Haaretz has perpetrated a headline.
It’s a good mental exercise to recall that whenever such scare language (here, “sh**show”) is deployed in headlines, you’re being manipulated to feel bad.
Just as whenever euphemism and omission are deployed to avoid characterizing a topic more accurately, you’re being manipulated to feel normal and reassured.
Here is the unattributed passage of the Haaretz article giving us our scare word: “Administration officials are highly concerned over the potential for Republican grandstanding on Israel, with one official going so far as to warn of a potential ‘sh**show.’”
So this isn’t news; it’s a polemic.
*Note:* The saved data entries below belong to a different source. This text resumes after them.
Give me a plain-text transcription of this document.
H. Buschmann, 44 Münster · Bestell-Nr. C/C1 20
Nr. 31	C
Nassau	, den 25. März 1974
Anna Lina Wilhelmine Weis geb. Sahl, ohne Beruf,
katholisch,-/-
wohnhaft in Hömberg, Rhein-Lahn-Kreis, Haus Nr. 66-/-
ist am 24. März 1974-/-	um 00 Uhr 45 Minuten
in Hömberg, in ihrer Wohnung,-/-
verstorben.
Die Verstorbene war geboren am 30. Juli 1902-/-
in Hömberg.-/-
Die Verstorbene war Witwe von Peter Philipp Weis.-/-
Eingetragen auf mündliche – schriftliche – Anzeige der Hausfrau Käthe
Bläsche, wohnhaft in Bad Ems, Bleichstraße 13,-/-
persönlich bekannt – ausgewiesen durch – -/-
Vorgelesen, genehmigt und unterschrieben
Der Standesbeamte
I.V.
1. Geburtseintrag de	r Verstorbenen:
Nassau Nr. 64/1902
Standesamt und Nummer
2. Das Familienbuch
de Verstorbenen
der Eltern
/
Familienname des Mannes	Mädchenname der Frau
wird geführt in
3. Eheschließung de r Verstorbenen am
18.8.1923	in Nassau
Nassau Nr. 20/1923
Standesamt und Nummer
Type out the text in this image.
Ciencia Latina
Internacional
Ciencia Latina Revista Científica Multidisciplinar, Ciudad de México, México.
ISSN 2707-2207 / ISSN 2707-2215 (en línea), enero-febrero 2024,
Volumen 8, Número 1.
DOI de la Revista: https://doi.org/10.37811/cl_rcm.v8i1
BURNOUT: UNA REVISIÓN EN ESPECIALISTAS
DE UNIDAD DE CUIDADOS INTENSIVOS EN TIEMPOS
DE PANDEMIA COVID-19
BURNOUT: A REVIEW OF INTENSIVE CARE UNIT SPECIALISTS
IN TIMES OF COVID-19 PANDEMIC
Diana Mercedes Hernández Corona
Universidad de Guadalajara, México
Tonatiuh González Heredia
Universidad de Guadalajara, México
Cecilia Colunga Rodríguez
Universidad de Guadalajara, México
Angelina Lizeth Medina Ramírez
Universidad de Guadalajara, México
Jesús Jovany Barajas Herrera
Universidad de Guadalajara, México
Regardless of how U.S. news media used language, Haaretz made its own choice in the headline here.
Note this passage: “[Outgoing Ambassador Tom] Nides himself faced several of these obstacles: his nomination was initially blocked on committee, and Republicans later placed a brief hold on him after his nomination was brought to the floor.”
It continues: “The grounds for this were never publicly stated, but it was widely believed to be over the Biden administration’s stated intent to reopen the U.S. Consulate in Jerusalem that serves Palestinian citizens.”
Oh. (That last sentence is euphemism and omission at work, in fact, failing to clarify that for years, the functionally-independent consulate in Jerusalem frequently adopted positions and took actions directly contrary to actual U.S. policy. President Trump didn’t want a consulate behaving that way anymore.)
Haaretz concludes: “It is highly likely that a similar set of complications could emerge this time, unless the nominee has … bipartisan bona fides.”
This too is manipulation, implying that a concern about what the Biden administration was preparing to do was somehow a matter of the nominee not having “bipartisan bona fides.” It’s deflection. Red-herring bait. The whole article is unparsable from the standpoint of logic. But that doesn’t really matter when the central purpose is to say “sh**show.”
Nor does it matter that in a sober analysis of the situation, the Biden administration could well drag its heels on an ambassadorial nomination because a stand-in chargé d’affaires (Stephanie Hallett, the deputy chief of mission at the U.S. Embassy in Jerusalem) would lower the profile of the U.S. delegation and allow Team Biden to implement more policy through special envoys, or unheralded internal memos, with less explanation.
There’s no point in highlighting that salient factor, because you can’t say “sh**show” about it.
Of course, if the topic here weren’t the ambassador to Israel, media would probably hold fire on the “sh**show” scare word. It’s especially important at the moment to relentlessly depict anything having to do with Israel as a “sh**show.”
But similar scare-word deployments infested media coverage of the entire Trump presidency, along with a usual-suspect list of other topics. The deployments had begun, albeit at a less-toxic level, by at least the Bush 43 presidency; now they are used to frame Republicans in general as the implied reason you’re always ill at ease, with a sensation of emotional battery and unable to feel good about your world. Tumult and shouting everywhere! Why doesn’t someone put a stop to it? Certainly we’re seeing that with legacy media coverage of Ron DeSantis.
At no time are such scare words being used in simple good faith. The headline could be reworded, to give it the sound of straight news, as “Controversy Expected in Appointing New Ambassador to Israel” – but that wouldn’t make you feel depressed, discouraged, and hounded by bad news, as “sh**show” does.